OFFICE SPACE/REMOTE WORKING/WFH – It’s no doubt that the commercial real estate is the hardest hit of all in the property sector during this pandemic. The hotels, retail space, convention centres were all shut down, except for the exempted essential spaces. As the economy begins to open worldwide without a vaccine to cure the virus yet, the impact of Covid-19 has made work-from-home (WFH) more attractive out of necessity. According to a survey conducted by Redfin in the United States, 1 in 4 newly remote employees expect to continue working from home post-COVID 19-which will lead to migration of workers from expensive -large cities to small cities. Tech giant companies like Facebook, Twitter, Google have already implemented WFH policies for their employees.
Bringing this down to the Nigeria context, will this really affect retail/office space? I don’t think so. Even if it will, not in the short term- maybe only some few changes. Why? Infrastructure. Power and Internet are the key tools needed to work from home.

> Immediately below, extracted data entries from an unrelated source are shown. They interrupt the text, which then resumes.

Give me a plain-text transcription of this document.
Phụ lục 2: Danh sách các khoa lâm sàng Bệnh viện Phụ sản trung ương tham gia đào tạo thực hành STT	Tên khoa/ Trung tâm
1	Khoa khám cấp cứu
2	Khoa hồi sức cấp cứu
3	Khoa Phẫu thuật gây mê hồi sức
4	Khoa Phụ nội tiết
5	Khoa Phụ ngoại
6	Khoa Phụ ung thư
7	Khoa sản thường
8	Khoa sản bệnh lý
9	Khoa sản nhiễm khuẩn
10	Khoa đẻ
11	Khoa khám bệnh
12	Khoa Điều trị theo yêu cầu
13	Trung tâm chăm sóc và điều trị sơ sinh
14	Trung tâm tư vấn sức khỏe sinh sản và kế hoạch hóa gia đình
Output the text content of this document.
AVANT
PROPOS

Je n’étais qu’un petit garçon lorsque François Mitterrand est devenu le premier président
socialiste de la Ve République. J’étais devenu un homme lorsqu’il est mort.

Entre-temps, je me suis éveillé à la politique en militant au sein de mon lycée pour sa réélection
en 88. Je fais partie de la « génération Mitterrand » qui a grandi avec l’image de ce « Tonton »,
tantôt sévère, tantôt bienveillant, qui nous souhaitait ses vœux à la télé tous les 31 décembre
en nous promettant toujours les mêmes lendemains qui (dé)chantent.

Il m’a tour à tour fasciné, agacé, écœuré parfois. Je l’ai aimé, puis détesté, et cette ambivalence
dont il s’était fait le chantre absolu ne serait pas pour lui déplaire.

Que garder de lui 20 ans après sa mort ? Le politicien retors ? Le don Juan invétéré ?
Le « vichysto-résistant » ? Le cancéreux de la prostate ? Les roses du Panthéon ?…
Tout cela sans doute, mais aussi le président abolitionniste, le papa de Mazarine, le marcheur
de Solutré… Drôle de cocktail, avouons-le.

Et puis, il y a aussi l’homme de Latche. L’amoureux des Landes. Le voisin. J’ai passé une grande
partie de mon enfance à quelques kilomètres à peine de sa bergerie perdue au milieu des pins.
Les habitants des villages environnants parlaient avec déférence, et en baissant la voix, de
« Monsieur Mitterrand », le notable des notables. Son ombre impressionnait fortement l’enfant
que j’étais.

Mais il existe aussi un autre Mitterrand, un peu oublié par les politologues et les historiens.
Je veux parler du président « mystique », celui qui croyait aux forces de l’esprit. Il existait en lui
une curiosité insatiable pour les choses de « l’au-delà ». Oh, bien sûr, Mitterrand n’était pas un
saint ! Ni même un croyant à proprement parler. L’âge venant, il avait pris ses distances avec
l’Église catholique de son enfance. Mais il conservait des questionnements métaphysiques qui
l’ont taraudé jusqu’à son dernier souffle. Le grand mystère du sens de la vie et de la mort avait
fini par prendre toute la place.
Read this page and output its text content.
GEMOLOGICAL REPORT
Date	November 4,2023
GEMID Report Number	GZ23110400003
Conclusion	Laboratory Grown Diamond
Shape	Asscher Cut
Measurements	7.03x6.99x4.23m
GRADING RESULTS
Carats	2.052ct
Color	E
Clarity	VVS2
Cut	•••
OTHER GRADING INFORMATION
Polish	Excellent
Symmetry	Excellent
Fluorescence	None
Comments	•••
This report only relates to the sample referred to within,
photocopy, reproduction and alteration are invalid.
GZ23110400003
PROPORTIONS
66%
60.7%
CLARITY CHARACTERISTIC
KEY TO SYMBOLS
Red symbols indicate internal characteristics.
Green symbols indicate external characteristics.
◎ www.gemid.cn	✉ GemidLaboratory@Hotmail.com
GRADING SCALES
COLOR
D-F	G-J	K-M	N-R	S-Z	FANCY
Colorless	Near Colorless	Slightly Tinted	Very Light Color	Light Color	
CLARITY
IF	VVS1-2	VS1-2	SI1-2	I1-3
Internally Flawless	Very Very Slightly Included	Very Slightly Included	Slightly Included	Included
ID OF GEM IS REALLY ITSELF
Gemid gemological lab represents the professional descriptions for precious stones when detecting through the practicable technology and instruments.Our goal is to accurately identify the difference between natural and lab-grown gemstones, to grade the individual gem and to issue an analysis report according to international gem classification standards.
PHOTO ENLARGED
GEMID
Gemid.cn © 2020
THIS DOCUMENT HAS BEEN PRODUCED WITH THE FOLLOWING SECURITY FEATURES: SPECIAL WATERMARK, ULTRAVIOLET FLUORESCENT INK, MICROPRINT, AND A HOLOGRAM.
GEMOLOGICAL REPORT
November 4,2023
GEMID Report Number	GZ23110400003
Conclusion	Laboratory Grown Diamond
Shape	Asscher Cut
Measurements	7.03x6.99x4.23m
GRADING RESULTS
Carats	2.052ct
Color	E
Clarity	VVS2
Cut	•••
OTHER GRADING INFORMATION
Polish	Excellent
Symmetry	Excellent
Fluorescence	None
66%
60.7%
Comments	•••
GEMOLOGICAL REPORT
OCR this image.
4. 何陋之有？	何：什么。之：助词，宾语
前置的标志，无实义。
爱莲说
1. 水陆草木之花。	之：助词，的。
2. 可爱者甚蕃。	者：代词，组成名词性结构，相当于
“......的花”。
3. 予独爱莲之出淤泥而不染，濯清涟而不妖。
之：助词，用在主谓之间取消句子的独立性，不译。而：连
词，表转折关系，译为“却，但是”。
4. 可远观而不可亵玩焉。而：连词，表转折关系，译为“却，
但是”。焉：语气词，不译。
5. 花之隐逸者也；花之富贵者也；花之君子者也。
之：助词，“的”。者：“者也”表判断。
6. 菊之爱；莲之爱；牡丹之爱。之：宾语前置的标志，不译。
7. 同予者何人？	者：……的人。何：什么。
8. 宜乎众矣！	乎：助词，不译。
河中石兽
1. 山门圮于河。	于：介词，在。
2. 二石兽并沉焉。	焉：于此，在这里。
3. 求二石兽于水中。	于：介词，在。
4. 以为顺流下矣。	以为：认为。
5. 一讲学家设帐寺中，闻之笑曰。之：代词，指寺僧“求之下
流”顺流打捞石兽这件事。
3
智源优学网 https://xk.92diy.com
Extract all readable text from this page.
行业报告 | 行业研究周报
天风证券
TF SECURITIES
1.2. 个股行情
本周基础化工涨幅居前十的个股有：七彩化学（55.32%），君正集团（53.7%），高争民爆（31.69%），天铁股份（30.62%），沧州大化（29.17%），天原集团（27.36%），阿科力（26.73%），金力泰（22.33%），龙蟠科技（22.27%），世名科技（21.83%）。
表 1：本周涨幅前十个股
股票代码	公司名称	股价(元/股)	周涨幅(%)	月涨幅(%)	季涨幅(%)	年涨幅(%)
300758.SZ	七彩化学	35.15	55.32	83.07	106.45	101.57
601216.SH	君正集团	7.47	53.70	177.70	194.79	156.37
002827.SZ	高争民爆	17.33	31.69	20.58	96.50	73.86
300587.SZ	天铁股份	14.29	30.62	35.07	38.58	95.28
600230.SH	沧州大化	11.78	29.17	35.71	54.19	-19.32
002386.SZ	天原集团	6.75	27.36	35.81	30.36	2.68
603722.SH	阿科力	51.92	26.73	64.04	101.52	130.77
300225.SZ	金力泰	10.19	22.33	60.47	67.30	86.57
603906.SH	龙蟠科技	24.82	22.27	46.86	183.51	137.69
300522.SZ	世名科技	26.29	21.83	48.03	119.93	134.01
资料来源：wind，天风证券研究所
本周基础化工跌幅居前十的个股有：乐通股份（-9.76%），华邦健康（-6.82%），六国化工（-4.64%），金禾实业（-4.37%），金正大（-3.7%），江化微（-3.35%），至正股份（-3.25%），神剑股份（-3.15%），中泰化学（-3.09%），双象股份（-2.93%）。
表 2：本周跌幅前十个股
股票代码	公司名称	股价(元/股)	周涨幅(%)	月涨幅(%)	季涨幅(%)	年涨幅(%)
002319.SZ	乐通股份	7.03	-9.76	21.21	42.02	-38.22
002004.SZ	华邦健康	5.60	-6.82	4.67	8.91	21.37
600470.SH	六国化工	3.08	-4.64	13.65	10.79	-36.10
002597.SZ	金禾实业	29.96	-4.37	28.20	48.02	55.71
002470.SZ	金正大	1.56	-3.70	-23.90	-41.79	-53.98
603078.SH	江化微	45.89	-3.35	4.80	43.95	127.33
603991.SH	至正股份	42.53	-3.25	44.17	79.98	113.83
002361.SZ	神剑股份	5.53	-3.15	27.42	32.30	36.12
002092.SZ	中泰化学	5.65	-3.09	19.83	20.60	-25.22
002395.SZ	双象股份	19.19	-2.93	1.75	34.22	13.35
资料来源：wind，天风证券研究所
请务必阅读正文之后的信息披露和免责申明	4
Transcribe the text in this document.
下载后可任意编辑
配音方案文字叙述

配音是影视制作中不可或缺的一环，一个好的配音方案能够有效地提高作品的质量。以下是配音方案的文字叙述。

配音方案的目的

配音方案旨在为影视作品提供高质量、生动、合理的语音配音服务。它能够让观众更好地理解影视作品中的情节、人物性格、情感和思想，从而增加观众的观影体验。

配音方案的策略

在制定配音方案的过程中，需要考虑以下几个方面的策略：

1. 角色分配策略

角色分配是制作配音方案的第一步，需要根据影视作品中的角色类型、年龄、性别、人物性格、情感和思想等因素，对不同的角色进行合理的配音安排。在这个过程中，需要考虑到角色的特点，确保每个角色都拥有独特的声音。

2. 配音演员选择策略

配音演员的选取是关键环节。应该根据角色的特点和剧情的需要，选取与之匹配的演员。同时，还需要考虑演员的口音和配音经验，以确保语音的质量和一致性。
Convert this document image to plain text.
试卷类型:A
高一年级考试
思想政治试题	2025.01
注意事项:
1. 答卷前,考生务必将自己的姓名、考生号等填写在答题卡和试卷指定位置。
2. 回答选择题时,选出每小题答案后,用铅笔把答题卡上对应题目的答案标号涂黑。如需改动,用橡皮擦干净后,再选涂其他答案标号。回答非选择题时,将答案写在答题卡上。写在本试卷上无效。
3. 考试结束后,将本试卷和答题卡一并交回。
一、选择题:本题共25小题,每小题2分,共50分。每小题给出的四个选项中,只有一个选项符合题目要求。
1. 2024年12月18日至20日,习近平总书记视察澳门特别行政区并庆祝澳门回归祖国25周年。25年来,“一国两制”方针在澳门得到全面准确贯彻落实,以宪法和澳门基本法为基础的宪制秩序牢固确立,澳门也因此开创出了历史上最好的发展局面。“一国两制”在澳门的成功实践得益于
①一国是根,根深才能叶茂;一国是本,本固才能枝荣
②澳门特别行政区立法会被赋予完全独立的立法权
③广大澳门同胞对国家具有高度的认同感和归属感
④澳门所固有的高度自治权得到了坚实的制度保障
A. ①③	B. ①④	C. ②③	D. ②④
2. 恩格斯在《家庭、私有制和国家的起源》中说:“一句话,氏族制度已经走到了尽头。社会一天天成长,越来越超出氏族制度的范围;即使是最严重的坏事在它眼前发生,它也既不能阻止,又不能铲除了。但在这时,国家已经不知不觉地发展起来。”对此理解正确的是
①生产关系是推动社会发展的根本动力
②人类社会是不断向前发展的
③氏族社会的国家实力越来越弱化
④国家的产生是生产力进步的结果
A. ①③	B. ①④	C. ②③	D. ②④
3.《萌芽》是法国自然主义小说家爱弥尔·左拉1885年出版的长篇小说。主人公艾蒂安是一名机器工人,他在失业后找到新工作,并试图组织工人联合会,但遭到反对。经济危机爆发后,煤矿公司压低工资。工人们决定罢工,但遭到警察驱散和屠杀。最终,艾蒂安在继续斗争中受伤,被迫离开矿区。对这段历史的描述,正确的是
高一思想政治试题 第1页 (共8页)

Electricity/power is one of the challenges affecting productivity in the country.
The spotlight on remote work as an alternative will gradually sip into the Nigeria work environment, the surge will not be sudden and swift. It’s good to note that some Nigerian companies have already implemented WFH policies for their staff. Red media Africa did, during the lockdown. Most workers now don’t seem to like the traditional office space and the pandemic has equally shown that they also don’t like working at home. This is the more reason co-working spaces will be more relevant- Individuals and companies will pay for what they need per time. Also, future cities will have to configure their infrastructure to optimize the essence of remote working.
Finally, as businesses resume opening around the world, and investors, world leaders, experts and business owners are figuring out what to do and not to do- iterating their way through; the unprecedented impact COVID-19 is having on the world now will forever change how we live, approach businesses and how we work. Just like how the popular Nigeria Artiste Wande Coal put it in his song “Again”. Things are never going to be the same again, never.